Piratas em Santos
Qual de diferença de Corsário para pirata? O pirata ataca sem autorização, já o corsário é autorizado pela corte ou seja, seu rei! Enfim, os dois praticam as mesmas atrocidades, de maneira que, o pirata é um fora da lei e o corsário é "legal".
Santos, município histórico de São Paulo e do Brasil, terra de Braz
Cubas, tem histórias pouco lembradas em nossos dias. Uma delas é narrada
por Gustavo Barroso, da Academia Brasileira de Letras, no livro
"Segredos e Revelações da História do Brasil".

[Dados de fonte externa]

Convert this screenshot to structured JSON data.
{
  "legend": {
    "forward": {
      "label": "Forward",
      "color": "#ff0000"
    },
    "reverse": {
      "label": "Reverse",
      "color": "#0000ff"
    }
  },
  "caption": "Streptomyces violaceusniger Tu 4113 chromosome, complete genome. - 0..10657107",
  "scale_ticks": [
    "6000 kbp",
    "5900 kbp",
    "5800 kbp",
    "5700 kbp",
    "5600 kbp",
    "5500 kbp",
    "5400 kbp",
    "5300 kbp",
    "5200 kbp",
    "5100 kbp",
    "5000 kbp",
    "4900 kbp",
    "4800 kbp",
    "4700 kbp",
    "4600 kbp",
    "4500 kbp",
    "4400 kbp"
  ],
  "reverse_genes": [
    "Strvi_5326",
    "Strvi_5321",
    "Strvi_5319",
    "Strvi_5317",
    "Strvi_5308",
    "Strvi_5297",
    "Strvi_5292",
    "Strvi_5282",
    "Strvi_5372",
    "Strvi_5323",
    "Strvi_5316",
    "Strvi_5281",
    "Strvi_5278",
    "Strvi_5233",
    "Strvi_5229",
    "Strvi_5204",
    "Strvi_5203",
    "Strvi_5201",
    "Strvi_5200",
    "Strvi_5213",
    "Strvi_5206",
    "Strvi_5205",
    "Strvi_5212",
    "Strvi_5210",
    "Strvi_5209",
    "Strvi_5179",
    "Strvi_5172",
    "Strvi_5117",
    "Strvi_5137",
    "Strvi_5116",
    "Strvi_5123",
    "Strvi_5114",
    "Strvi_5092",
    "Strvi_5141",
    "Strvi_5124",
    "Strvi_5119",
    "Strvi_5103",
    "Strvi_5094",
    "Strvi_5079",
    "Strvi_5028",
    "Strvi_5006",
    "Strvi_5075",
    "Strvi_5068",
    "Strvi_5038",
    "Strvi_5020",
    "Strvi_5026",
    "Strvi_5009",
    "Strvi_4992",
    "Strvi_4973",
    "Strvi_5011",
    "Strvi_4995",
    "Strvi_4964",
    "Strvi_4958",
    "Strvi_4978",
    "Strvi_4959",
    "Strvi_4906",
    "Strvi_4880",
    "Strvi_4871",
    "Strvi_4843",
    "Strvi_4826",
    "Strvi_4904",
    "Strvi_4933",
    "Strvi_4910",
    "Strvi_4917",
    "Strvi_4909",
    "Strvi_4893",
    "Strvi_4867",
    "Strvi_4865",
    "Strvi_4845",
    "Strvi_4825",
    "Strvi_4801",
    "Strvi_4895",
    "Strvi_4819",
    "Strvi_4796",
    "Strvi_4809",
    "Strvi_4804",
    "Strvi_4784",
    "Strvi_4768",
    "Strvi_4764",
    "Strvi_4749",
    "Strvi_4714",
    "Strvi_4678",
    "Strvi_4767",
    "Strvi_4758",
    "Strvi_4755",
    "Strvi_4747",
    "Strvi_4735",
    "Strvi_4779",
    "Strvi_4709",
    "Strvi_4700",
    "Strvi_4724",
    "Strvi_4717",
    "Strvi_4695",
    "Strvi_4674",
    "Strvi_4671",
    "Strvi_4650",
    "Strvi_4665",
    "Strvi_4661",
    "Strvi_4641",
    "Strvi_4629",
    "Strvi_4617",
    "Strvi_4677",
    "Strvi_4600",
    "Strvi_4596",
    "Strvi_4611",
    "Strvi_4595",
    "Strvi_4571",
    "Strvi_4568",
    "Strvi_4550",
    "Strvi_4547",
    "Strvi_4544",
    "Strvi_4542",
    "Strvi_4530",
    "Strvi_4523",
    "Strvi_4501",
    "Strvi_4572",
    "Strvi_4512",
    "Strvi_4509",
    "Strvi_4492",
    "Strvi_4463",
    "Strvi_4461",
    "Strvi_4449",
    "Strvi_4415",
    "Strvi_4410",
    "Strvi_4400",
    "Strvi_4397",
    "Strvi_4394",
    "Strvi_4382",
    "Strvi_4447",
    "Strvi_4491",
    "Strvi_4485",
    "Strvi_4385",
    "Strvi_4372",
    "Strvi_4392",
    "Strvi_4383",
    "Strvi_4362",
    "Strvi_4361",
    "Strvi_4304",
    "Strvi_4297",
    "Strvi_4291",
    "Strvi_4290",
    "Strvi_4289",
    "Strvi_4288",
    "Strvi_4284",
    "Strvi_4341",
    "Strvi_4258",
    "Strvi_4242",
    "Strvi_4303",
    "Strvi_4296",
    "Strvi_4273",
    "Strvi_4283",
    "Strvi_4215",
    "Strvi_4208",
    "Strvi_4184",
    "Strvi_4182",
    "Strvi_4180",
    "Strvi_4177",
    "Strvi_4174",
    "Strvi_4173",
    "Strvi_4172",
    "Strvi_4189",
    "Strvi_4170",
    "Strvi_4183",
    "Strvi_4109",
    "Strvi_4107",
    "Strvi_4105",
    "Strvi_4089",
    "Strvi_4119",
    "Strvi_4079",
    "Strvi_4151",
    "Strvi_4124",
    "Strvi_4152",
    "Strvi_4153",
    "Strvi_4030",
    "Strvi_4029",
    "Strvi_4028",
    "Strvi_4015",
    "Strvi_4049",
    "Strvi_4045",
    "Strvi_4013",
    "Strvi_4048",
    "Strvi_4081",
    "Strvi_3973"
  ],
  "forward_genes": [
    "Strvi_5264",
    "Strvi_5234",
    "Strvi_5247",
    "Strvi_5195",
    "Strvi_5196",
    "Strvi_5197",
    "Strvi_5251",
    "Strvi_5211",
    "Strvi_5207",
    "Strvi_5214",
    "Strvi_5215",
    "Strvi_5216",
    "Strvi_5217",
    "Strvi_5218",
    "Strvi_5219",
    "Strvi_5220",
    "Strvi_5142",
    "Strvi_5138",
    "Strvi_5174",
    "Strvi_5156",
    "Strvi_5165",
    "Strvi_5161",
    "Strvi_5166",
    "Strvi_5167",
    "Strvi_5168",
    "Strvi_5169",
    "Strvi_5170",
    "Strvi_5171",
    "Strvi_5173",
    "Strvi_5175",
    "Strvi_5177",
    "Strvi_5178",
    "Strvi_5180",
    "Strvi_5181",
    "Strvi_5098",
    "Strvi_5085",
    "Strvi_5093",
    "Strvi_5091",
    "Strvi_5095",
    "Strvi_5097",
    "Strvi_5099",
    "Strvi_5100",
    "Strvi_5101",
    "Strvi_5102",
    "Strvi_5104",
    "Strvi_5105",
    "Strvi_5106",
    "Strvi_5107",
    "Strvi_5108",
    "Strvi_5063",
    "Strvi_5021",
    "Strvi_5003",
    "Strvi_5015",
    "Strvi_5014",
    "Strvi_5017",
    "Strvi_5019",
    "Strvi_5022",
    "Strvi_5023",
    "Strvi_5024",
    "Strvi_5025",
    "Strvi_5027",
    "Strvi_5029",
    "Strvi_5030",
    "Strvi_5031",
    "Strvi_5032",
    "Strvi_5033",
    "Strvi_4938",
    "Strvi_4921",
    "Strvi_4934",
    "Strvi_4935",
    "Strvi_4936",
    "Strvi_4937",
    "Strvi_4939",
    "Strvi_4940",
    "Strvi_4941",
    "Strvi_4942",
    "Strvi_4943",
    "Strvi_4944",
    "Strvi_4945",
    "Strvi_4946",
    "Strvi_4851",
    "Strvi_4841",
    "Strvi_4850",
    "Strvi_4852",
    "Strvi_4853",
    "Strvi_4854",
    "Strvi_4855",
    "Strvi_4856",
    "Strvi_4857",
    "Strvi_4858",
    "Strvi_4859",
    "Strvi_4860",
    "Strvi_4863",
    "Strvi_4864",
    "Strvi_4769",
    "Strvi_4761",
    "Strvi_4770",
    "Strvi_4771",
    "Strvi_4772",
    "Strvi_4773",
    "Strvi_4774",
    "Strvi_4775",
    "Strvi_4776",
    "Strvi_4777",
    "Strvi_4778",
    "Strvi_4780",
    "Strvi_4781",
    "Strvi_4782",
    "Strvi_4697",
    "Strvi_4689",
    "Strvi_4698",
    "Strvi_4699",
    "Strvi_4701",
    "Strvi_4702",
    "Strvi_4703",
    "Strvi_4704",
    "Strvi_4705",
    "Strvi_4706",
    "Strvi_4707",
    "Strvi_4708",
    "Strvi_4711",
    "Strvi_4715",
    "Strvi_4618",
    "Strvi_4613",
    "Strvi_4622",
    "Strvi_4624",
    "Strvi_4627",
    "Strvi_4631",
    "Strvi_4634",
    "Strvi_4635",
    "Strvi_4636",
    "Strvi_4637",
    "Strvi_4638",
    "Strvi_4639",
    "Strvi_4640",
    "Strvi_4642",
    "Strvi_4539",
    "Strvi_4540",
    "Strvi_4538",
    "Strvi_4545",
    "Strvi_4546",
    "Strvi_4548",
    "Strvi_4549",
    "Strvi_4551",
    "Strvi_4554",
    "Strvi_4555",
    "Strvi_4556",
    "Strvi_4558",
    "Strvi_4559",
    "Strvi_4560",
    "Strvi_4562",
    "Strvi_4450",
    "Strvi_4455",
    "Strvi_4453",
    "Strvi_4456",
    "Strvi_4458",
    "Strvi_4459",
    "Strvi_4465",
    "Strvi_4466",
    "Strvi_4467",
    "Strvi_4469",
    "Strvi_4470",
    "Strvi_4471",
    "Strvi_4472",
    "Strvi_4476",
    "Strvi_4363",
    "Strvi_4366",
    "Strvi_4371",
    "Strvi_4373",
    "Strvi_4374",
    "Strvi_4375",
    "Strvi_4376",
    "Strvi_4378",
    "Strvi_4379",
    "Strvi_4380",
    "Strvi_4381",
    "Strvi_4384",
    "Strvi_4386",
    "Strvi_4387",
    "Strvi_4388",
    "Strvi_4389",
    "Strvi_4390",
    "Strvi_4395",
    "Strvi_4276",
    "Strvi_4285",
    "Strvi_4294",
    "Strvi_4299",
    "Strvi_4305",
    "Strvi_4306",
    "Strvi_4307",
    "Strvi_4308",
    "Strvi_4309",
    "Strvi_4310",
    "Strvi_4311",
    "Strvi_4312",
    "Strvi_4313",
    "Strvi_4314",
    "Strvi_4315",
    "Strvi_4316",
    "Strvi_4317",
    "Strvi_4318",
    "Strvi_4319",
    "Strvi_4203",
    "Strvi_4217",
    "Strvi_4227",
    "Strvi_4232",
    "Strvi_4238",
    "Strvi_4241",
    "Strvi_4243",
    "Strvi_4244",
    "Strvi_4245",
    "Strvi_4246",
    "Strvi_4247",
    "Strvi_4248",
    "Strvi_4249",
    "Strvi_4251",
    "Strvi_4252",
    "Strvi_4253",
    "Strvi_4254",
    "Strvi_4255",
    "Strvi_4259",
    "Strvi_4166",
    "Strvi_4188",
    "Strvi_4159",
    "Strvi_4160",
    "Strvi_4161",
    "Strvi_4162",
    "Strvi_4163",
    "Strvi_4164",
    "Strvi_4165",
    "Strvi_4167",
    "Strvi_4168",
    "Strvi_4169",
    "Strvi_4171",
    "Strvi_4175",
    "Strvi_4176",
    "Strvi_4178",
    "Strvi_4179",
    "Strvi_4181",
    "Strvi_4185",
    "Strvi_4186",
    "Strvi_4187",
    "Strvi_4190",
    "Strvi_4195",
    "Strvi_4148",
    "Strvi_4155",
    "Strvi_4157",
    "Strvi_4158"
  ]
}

Era dia de Natal de 1591 e três navios com velas desfraldadas ao sopro
da brisa praiana adentraram ao porto de Santos. Enquanto os santistas
participavam das cerimônias natalinas, reunidos nas igrejas, barcos
lotados de homens armados desciam na praia. Formaram bandos que, aos
urros, iam matando quem resistisse, invadiam casas e as saqueavam.
Tomaram todas as posições estratégicas para se apoderar da cidade.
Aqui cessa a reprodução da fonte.